One of the things I’ve learned during six years of doing this is that even performers who don’t reach big stardom can still have fascinating life stories. A good example is big-band songbird Irene Daye, who was never a huge name but still managed to be the solo vocalist on one of the biggest hits of the era. But wait, there’s more. She then married the band’s trumpeter and retired (at age 23) to raise a family, only to be forced to resume her career a few years later because her husband had abruptly died. But she persevered, again becoming the star vocalist for a well-known band — and eventually even married the bandleader, before once again retiring from performing.

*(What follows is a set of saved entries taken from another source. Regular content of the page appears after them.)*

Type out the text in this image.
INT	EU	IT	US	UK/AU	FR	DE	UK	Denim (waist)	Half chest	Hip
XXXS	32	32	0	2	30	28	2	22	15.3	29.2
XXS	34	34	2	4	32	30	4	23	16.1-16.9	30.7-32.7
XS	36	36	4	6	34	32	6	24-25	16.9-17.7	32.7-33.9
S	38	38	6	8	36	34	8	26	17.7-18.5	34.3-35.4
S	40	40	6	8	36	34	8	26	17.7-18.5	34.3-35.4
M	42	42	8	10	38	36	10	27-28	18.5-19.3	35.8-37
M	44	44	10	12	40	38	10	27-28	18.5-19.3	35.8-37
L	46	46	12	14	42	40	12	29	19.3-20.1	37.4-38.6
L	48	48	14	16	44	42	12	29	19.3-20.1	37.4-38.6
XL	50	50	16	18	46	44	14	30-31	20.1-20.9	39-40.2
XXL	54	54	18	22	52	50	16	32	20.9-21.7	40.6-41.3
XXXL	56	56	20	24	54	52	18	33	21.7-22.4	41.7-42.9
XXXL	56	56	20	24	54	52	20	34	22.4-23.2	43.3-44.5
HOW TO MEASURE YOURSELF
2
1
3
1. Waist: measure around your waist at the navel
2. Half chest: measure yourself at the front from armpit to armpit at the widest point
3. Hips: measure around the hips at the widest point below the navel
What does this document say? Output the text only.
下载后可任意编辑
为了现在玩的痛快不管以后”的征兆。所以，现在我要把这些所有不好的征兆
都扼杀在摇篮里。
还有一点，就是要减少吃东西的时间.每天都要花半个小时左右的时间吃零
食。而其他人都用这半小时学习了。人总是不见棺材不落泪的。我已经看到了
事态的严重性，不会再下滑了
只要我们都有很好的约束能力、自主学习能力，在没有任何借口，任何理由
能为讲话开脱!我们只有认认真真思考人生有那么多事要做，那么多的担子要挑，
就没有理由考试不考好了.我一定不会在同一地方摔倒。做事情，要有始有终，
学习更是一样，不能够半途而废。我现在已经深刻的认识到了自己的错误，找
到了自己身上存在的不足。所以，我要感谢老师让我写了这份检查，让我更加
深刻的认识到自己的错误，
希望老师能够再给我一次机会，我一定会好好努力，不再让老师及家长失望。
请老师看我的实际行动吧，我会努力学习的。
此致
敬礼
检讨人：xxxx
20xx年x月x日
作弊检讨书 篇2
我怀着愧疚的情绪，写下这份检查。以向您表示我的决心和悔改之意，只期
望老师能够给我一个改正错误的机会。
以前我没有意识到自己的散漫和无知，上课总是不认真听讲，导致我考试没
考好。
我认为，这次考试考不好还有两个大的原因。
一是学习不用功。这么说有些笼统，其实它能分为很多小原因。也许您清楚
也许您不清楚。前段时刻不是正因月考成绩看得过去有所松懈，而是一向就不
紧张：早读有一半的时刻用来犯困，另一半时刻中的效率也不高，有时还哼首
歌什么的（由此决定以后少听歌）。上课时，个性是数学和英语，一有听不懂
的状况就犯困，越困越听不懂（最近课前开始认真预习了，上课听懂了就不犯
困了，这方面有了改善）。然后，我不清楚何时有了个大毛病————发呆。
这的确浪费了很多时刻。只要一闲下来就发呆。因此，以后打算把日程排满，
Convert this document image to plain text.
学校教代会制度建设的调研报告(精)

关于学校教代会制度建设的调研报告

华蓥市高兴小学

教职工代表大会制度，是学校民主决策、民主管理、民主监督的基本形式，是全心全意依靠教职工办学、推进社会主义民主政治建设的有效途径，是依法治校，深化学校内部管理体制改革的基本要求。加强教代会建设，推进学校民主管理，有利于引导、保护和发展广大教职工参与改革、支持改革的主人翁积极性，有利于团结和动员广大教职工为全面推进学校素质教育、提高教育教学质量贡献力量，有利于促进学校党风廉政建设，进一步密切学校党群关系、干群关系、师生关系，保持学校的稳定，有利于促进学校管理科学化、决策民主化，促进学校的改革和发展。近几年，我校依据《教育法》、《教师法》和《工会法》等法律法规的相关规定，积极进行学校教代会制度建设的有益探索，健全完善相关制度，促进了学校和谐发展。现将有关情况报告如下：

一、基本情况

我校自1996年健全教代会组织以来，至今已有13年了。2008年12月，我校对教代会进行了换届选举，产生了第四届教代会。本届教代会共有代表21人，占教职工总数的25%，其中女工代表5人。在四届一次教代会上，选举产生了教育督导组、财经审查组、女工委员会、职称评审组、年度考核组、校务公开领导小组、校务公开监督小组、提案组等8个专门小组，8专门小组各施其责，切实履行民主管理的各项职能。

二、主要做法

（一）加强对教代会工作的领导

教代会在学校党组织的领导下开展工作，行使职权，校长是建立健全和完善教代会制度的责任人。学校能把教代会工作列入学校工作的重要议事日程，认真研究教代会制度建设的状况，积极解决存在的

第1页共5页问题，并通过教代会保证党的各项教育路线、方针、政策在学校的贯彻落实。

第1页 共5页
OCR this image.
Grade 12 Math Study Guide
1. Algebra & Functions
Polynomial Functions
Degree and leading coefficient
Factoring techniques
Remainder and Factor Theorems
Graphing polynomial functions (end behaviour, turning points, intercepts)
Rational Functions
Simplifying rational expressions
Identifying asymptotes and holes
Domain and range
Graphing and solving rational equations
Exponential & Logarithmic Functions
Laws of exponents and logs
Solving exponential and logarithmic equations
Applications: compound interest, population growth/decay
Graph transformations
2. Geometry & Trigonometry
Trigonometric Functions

Irene Daye was still in high school in Lawrence, Massachusetts, in the mid-1930s when she began her professional career by landing a job singing for the Jan Murphy Orchestra. Within a couple of years she had managed to work her way into a spot as the lead female vocalist for one of the biggest of the big bands — Gene Krupa’s. She stayed with him until 1941, long enough to make dozens of records, none bigger than the last one she recorded for him — “Drum Boogie” — which was so popular that it was even featured in the Gary Cooper movie, Ball Of Fire. (According to IMDB, Barbara Stanwick’s singing was dubbed by Martha Tilton, but several other sources name Irene Daye so let’s go with that.)
It was also about then that trumpeter Corky Cornelius won Daye’s heart and she retired from performing to become a wife and mother. (Krupa replaced her with Anita O’Day, who subsequently enjoyed a long and celebrated career.) Unfortunately, Cornelius died within a couple of years and Daye had to go back to work, but she wasted no time latching on with Charlie Spivak and his orchestra. She was a solid part of the group for several years before finally marrying the bandleader in 1950, and again retiring from active performing. She eventually took over the business side of his career, but died at just age 53 in 1971.